Cuanto más se acercaba la fecha del viaje, más nerviosa me ponía, pero más decidida estaba también. Nadie de la familia había pasado nunca un período tan largo en el extranjero —cuatro meses—, y además, enviarme a Inglaterra suponía un sacrificio. Mamá me recomendó que no olvidase que era una chica siciliana, un eufemismo para «no entables relaciones peligrosas con los hombres». Papá, en cambio, fue más claro: «Recuerda que debes vestir bien y sentarte guardando la compostura. No quiero que esos ingleses digan “Pero esa ¿de quién es hija?”». Y cuando lo tranquilicé diciendo que en Inglaterra nadie me relacionaría con él, me miró, pensativo, y añadió: «Nunca se sabe».

Papá no tenía absolutamente ningún interés en que yo hablara tres idiomas; por lo demás, le contrariaba que me fuera, y mucho. Habría podido impedirlo, pero no lo hizo. Quería darme la oportunidad, que a él le había sido negada, de que creciera sola, hiciera mi vida y me preparara para trabajar. De vez en cuando me llevaba a tomar un helado al Cofea y, mientras chupábamos cada uno nuestro cono, me miraba con tristeza: nos quería mucho a Chiara y a mí, pese a que nunca había querido tener hijos.
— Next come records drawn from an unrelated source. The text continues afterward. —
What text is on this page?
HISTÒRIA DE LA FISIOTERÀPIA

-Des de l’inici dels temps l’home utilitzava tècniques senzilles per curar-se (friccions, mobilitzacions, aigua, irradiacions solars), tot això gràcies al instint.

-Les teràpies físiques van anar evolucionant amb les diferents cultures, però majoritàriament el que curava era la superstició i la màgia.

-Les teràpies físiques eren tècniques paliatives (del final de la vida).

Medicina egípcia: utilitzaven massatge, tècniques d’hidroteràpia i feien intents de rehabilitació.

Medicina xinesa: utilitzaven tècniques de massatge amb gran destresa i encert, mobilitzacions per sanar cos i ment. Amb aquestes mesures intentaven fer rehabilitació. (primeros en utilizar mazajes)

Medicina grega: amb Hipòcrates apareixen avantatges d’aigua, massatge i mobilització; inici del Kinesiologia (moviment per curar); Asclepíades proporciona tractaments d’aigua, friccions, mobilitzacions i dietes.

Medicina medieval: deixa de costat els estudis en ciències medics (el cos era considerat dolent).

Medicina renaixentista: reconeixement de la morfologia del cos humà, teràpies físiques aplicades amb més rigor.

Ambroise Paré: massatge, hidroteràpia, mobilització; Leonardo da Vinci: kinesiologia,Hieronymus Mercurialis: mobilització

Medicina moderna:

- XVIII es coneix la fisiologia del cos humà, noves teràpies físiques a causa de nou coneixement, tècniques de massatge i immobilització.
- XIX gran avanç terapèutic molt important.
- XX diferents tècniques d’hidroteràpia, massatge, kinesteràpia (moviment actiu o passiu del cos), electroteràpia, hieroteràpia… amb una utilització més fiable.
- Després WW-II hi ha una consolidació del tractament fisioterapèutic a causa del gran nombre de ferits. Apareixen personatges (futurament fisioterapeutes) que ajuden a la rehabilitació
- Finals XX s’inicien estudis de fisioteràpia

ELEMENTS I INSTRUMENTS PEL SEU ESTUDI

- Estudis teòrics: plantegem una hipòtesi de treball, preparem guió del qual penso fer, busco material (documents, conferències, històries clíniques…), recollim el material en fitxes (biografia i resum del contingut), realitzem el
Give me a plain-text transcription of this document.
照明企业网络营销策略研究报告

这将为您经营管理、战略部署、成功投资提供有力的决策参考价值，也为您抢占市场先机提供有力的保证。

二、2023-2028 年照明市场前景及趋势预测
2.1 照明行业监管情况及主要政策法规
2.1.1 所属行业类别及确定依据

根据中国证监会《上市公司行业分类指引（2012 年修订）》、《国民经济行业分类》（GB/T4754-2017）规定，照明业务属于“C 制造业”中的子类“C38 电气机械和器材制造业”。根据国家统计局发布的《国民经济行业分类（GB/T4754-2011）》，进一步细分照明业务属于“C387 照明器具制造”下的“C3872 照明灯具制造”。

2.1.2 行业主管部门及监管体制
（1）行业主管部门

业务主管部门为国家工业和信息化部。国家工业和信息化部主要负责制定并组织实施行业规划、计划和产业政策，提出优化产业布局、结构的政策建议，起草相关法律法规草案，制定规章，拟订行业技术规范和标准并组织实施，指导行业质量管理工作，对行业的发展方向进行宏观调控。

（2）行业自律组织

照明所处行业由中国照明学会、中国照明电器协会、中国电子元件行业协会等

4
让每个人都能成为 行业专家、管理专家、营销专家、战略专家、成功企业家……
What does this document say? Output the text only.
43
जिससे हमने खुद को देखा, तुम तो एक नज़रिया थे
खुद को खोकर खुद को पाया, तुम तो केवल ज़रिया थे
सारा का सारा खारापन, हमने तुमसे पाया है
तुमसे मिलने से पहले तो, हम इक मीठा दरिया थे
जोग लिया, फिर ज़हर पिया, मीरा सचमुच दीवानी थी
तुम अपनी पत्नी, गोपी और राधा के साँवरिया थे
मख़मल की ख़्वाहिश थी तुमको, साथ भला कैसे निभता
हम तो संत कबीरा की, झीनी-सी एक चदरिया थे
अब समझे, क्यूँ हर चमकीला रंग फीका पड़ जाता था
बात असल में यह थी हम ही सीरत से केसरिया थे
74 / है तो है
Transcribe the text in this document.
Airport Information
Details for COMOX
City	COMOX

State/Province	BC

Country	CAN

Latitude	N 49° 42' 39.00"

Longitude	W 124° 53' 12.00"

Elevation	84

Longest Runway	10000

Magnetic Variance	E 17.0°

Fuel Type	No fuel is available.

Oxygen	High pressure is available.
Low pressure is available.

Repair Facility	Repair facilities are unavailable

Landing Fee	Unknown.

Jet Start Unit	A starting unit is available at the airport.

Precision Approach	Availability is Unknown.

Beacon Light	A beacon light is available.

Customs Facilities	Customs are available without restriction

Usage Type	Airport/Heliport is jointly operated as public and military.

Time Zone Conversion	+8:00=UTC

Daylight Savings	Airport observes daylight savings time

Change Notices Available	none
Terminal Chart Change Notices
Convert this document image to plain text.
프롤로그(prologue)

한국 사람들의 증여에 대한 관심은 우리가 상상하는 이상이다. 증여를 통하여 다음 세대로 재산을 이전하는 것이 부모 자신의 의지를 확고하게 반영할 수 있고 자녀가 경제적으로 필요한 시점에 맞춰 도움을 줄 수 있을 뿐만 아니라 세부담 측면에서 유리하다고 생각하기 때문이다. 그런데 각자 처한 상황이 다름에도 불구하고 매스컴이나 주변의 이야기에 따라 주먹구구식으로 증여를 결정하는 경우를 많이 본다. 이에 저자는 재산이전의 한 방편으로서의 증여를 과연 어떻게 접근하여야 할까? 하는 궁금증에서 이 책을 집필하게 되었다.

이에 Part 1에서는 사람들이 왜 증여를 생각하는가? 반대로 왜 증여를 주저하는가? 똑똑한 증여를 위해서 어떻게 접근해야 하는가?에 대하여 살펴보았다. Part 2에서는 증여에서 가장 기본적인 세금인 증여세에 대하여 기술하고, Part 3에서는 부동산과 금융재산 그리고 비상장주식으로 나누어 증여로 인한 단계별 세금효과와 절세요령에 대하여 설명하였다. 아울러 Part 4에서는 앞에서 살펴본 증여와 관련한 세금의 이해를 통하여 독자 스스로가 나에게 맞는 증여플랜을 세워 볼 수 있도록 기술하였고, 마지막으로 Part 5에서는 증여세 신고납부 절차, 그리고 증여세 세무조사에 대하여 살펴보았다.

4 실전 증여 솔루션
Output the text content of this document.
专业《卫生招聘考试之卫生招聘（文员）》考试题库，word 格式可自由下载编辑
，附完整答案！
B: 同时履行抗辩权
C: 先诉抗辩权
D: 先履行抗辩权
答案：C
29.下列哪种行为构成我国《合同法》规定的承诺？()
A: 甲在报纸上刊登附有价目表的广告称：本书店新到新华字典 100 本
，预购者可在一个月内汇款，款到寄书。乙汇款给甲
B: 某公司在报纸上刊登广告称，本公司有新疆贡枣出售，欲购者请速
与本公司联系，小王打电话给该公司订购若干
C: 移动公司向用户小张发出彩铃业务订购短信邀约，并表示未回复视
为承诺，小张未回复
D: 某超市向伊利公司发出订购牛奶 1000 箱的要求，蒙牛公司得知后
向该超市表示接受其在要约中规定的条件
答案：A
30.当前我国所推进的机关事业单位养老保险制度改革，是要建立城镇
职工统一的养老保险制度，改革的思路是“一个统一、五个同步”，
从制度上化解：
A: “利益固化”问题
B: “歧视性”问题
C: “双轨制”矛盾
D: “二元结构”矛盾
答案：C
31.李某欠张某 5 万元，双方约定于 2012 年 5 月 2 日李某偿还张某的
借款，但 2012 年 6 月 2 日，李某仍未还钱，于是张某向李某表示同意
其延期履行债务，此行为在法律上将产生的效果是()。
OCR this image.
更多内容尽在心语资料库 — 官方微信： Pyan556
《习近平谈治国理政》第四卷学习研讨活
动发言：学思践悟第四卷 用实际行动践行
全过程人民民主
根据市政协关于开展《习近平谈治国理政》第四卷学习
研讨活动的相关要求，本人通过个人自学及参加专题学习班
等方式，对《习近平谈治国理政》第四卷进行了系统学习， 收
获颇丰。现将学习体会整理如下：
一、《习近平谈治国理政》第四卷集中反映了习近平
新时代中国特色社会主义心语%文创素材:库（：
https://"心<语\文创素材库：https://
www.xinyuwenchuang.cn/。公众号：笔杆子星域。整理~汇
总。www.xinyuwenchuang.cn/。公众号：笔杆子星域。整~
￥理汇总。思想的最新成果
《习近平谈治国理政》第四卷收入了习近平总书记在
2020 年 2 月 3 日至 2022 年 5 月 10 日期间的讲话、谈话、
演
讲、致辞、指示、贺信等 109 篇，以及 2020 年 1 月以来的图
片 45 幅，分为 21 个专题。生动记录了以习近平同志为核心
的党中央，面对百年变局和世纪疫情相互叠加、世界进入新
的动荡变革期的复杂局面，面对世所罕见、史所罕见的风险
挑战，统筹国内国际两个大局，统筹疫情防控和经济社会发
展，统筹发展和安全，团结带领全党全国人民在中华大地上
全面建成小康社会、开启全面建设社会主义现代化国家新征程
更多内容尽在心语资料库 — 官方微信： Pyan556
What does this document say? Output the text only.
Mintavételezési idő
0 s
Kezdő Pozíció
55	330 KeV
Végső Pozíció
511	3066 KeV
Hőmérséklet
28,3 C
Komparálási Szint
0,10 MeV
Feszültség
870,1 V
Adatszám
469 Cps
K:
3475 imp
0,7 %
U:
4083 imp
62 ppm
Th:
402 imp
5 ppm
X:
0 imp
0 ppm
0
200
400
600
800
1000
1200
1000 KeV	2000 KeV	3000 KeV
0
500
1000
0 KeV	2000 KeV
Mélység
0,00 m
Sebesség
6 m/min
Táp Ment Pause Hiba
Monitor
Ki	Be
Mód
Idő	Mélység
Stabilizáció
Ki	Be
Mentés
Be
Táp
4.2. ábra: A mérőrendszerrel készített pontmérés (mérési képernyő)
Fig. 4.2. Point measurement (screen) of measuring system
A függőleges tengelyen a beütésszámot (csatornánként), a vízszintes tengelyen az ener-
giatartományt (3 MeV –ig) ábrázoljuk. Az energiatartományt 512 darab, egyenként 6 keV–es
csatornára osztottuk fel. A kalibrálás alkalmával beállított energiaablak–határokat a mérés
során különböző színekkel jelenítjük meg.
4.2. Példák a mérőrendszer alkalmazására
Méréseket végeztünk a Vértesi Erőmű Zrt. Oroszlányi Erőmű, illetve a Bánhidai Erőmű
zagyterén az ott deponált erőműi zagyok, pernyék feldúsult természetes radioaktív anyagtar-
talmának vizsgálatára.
Durante los últimos días antes de marcharme no paró de hacerme recomendaciones: «Compórtate como es debido», «No confíes demasiado en desconocidos», «Estudia», «Diviértete». Incluso llegó a decirme que esperaba que no me tratara con la familia real: no le gustaba porque el rey Eduardo VII, el que abdicó para casarse con una norteamericana, era simpatizante de los nazis. Se lo prometí, sin dudarlo ni un segundo.

Mientras se acercaba el momento de partir, pensaba, dejando a un lado todas las recomendaciones de la familia, en lo que de verdad esperaba yo de ese viaje al extranjero, además de aprender una lengua que no me gustaba. Esperaba conocer a ingleses y a estudiantes universitarios, sobre todo de Derecho. Y tenía unos deseos inmensos, unas ganas inconmensurables de disfrutar de la vida.


Quizá encontrara mi primer amor verdadero. Pero tenía clavada una espinita: ¿por qué debía mantenerme virgen hasta el matrimonio, mientras que mi futuro marido no lo sería? Pero así era, y así debía ser.